Surat ini untuk Sasmita Anindyaswari. Saya menulisnya di pagi hari, semoga kamu dapat membacanya barang sekali.
Saya ucapkan terima kasih,
Padamu yang telah mengukir cerita dibalik aksara yang penuh akan makna.
Saya titipkan sebait kata perihal rasa kepadamu, lewat sang pencipta tanpa rasa ragu.Sasmita, saya selalu suka mendengar pengkhayatan dalam suaranya, pun caramu mengeluarkan setiap kata. Lantas, pipimu merona setiap melihat ke arah saya.
Namun, semesta menerpa dengan berbagai riak warna yang terurai seiring jalinan waktu yang membuyar. Ragamu seiring terlihat di ujung garis khayal, terhampar bagai lautan, tetapi kerlipnya menyerupai bintang—jauh tak tergapai.
Sasmita, saya terlalu jatuh pada pesonamu hingga lupa bahwa sebinar bintang tak dapat digapai dengan mudah.
Dan untuk itu, Sasmita, bilamana surat ini telah berada dalam genggammu, artinya saya telah melepasmu. Saya menyerah Sasmita. Semesta tak mengizinkan kita bersama. Saya dan kamu terbatas oleh waktu.

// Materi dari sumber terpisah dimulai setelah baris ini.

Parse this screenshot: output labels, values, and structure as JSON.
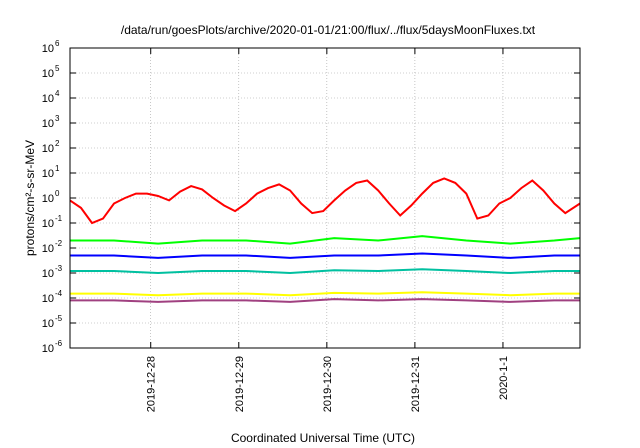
{
  "chart_data": {
    "type": "line",
    "title": "/data/run/goesPlots/archive/2020-01-01/21:00/flux/../flux/5daysMoonFluxes.txt",
    "xlabel": "Coordinated Universal Time (UTC)",
    "ylabel": "protons/cm²-s-sr-MeV",
    "y_scale": "log",
    "ylim": [
      1e-06,
      1000000.0
    ],
    "y_ticks": [
      {
        "base": "10",
        "exp": "-6"
      },
      {
        "base": "10",
        "exp": "-5"
      },
      {
        "base": "10",
        "exp": "-4"
      },
      {
        "base": "10",
        "exp": "-3"
      },
      {
        "base": "10",
        "exp": "-2"
      },
      {
        "base": "10",
        "exp": "-1"
      },
      {
        "base": "10",
        "exp": "0"
      },
      {
        "base": "10",
        "exp": "1"
      },
      {
        "base": "10",
        "exp": "2"
      },
      {
        "base": "10",
        "exp": "3"
      },
      {
        "base": "10",
        "exp": "4"
      },
      {
        "base": "10",
        "exp": "5"
      },
      {
        "base": "10",
        "exp": "6"
      }
    ],
    "xlim": [
      "2019-12-27 02:00",
      "2020-01-01 21:00"
    ],
    "x_ticks": [
      {
        "label": "2019-12-28",
        "value": "2019-12-28 00:00"
      },
      {
        "label": "2019-12-29",
        "value": "2019-12-29 00:00"
      },
      {
        "label": "2019-12-30",
        "value": "2019-12-30 00:00"
      },
      {
        "label": "2019-12-31",
        "value": "2019-12-31 00:00"
      },
      {
        "label": "2020-1-1",
        "value": "2020-01-01 00:00"
      }
    ],
    "grid": true,
    "series": [
      {
        "color": "#ff0000",
        "x": [
          "2019-12-27 02:00",
          "2019-12-27 05:00",
          "2019-12-27 08:00",
          "2019-12-27 11:00",
          "2019-12-27 14:00",
          "2019-12-27 17:00",
          "2019-12-27 20:00",
          "2019-12-27 23:00",
          "2019-12-28 02:00",
          "2019-12-28 05:00",
          "2019-12-28 08:00",
          "2019-12-28 11:00",
          "2019-12-28 14:00",
          "2019-12-28 17:00",
          "2019-12-28 20:00",
          "2019-12-28 23:00",
          "2019-12-29 02:00",
          "2019-12-29 05:00",
          "2019-12-29 08:00",
          "2019-12-29 11:00",
          "2019-12-29 14:00",
          "2019-12-29 17:00",
          "2019-12-29 20:00",
          "2019-12-29 23:00",
          "2019-12-30 02:00",
          "2019-12-30 05:00",
          "2019-12-30 08:00",
          "2019-12-30 11:00",
          "2019-12-30 14:00",
          "2019-12-30 17:00",
          "2019-12-30 20:00",
          "2019-12-30 23:00",
          "2019-12-31 02:00",
          "2019-12-31 05:00",
          "2019-12-31 08:00",
          "2019-12-31 11:00",
          "2019-12-31 14:00",
          "2019-12-31 17:00",
          "2019-12-31 20:00",
          "2019-12-31 23:00",
          "2020-01-01 02:00",
          "2020-01-01 05:00",
          "2020-01-01 08:00",
          "2020-01-01 11:00",
          "2020-01-01 14:00",
          "2020-01-01 17:00",
          "2020-01-01 21:00"
        ],
        "y": [
          0.8,
          0.4,
          0.1,
          0.15,
          0.6,
          1.0,
          1.5,
          1.5,
          1.2,
          0.8,
          1.8,
          3.0,
          2.2,
          1.0,
          0.5,
          0.3,
          0.6,
          1.5,
          2.5,
          3.5,
          2.0,
          0.6,
          0.25,
          0.3,
          0.8,
          2.0,
          4.0,
          5.0,
          2.0,
          0.6,
          0.2,
          0.5,
          1.5,
          4.0,
          6.0,
          4.0,
          1.5,
          0.15,
          0.2,
          0.6,
          1.0,
          2.5,
          5.0,
          2.0,
          0.6,
          0.25,
          0.6
        ]
      },
      {
        "color": "#00ff00",
        "x": [
          "2019-12-27 02:00",
          "2019-12-27 14:00",
          "2019-12-28 02:00",
          "2019-12-28 14:00",
          "2019-12-29 02:00",
          "2019-12-29 14:00",
          "2019-12-30 02:00",
          "2019-12-30 14:00",
          "2019-12-31 02:00",
          "2019-12-31 14:00",
          "2020-01-01 02:00",
          "2020-01-01 14:00",
          "2020-01-01 21:00"
        ],
        "y": [
          0.02,
          0.02,
          0.015,
          0.02,
          0.02,
          0.015,
          0.025,
          0.02,
          0.03,
          0.02,
          0.015,
          0.02,
          0.025
        ]
      },
      {
        "color": "#0000ff",
        "x": [
          "2019-12-27 02:00",
          "2019-12-27 14:00",
          "2019-12-28 02:00",
          "2019-12-28 14:00",
          "2019-12-29 02:00",
          "2019-12-29 14:00",
          "2019-12-30 02:00",
          "2019-12-30 14:00",
          "2019-12-31 02:00",
          "2019-12-31 14:00",
          "2020-01-01 02:00",
          "2020-01-01 14:00",
          "2020-01-01 21:00"
        ],
        "y": [
          0.005,
          0.005,
          0.004,
          0.005,
          0.005,
          0.004,
          0.005,
          0.005,
          0.006,
          0.005,
          0.004,
          0.005,
          0.005
        ]
      },
      {
        "color": "#00c0a0",
        "x": [
          "2019-12-27 02:00",
          "2019-12-27 14:00",
          "2019-12-28 02:00",
          "2019-12-28 14:00",
          "2019-12-29 02:00",
          "2019-12-29 14:00",
          "2019-12-30 02:00",
          "2019-12-30 14:00",
          "2019-12-31 02:00",
          "2019-12-31 14:00",
          "2020-01-01 02:00",
          "2020-01-01 14:00",
          "2020-01-01 21:00"
        ],
        "y": [
          0.0012,
          0.0012,
          0.001,
          0.0012,
          0.0012,
          0.001,
          0.0013,
          0.0012,
          0.0014,
          0.0012,
          0.001,
          0.0012,
          0.0012
        ]
      },
      {
        "color": "#ffff00",
        "x": [
          "2019-12-27 02:00",
          "2019-12-27 14:00",
          "2019-12-28 02:00",
          "2019-12-28 14:00",
          "2019-12-29 02:00",
          "2019-12-29 14:00",
          "2019-12-30 02:00",
          "2019-12-30 14:00",
          "2019-12-31 02:00",
          "2019-12-31 14:00",
          "2020-01-01 02:00",
          "2020-01-01 14:00",
          "2020-01-01 21:00"
        ],
        "y": [
          0.00015,
          0.00015,
          0.00013,
          0.00015,
          0.00015,
          0.00013,
          0.00016,
          0.00015,
          0.00017,
          0.00015,
          0.00013,
          0.00015,
          0.00015
        ]
      },
      {
        "color": "#a04080",
        "x": [
          "2019-12-27 02:00",
          "2019-12-27 14:00",
          "2019-12-28 02:00",
          "2019-12-28 14:00",
          "2019-12-29 02:00",
          "2019-12-29 14:00",
          "2019-12-30 02:00",
          "2019-12-30 14:00",
          "2019-12-31 02:00",
          "2019-12-31 14:00",
          "2020-01-01 02:00",
          "2020-01-01 14:00",
          "2020-01-01 21:00"
        ],
        "y": [
          8e-05,
          8e-05,
          7e-05,
          8e-05,
          8e-05,
          7e-05,
          9e-05,
          8e-05,
          9e-05,
          8e-05,
          7e-05,
          8e-05,
          8e-05
        ]
      }
    ]
  }
}
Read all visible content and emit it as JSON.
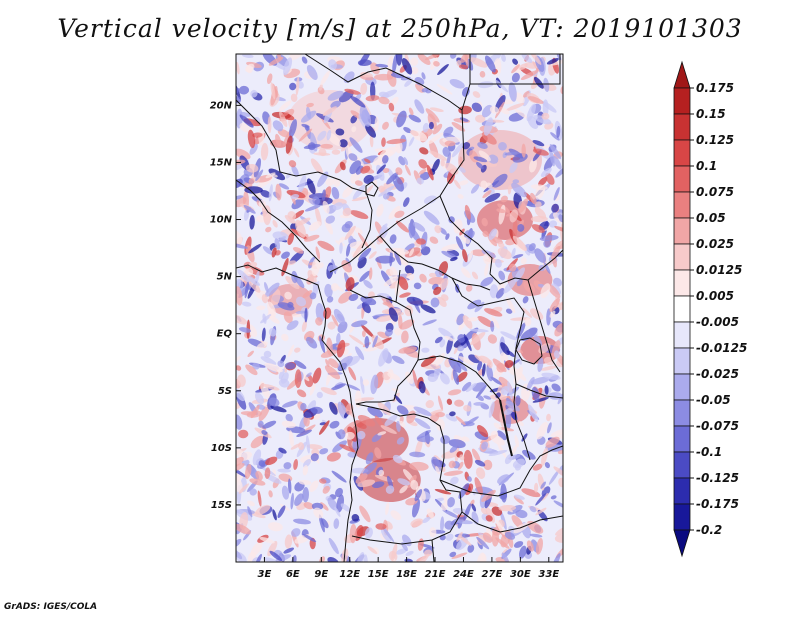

Dengan ini saya pamit. Semoga bahagia selalu, Sasmita Anindyaswari.
°°°
Surat itu kubaca saat perjalanan di kereta menuju kota pelajar. Tak terasa, waktu silih berganti. Aku telah mengenyam pendidikan tinggi di sebuah institut seni di kota Bandung.
Entah kenapa aku rela jauh-jauh ke sana, padahal di kotaku sendiri terdapat institut seni.
Mas Abhim telah pergi 2 tahun yang lalu. Dan saat ini aku tengah menjalani libur semester dan berniat mengunjungi kota kelahiranku—Yogyakarta, sebuah kota sederhana penuh makna yang selalu membuatku bertanya, kapan ya bisa kembali ke sana?
Dan hari ini adalah jawabannya. Aku rindu Abhimanyu. Sesampainya di sana, aku akan bercerita bagaimana kehidupanku selepasnya pergi—hingga kini diriku yang telah terpaut status sebagai tunangan seorang Devan Julian.
Abhimanyu, tunggu di sana ya. Sasmita akan mendongengkan sebuah cerita hidupnya.
°°°
TAMAT
TERIMA KASIH BANYAK KEPADA KALIAN YANG TELAH MEMBACA HINGGA AKHIR.
KAMU SEDANG MEMBACA
GATA ABHIMANYU ✓
Fanfiction[COMPLETED DAN BELUM REVISI] "Kenapa nama-mu Abhimanyu? Seperti tokoh pewayangan saja." itulah kalimat yang berulang kali kutanyakan padanya kala raganya masih dapat kurengkuh erat. Ia selalu menggeleng, "saya gak tahu. Akan saya beri tahu kalau say...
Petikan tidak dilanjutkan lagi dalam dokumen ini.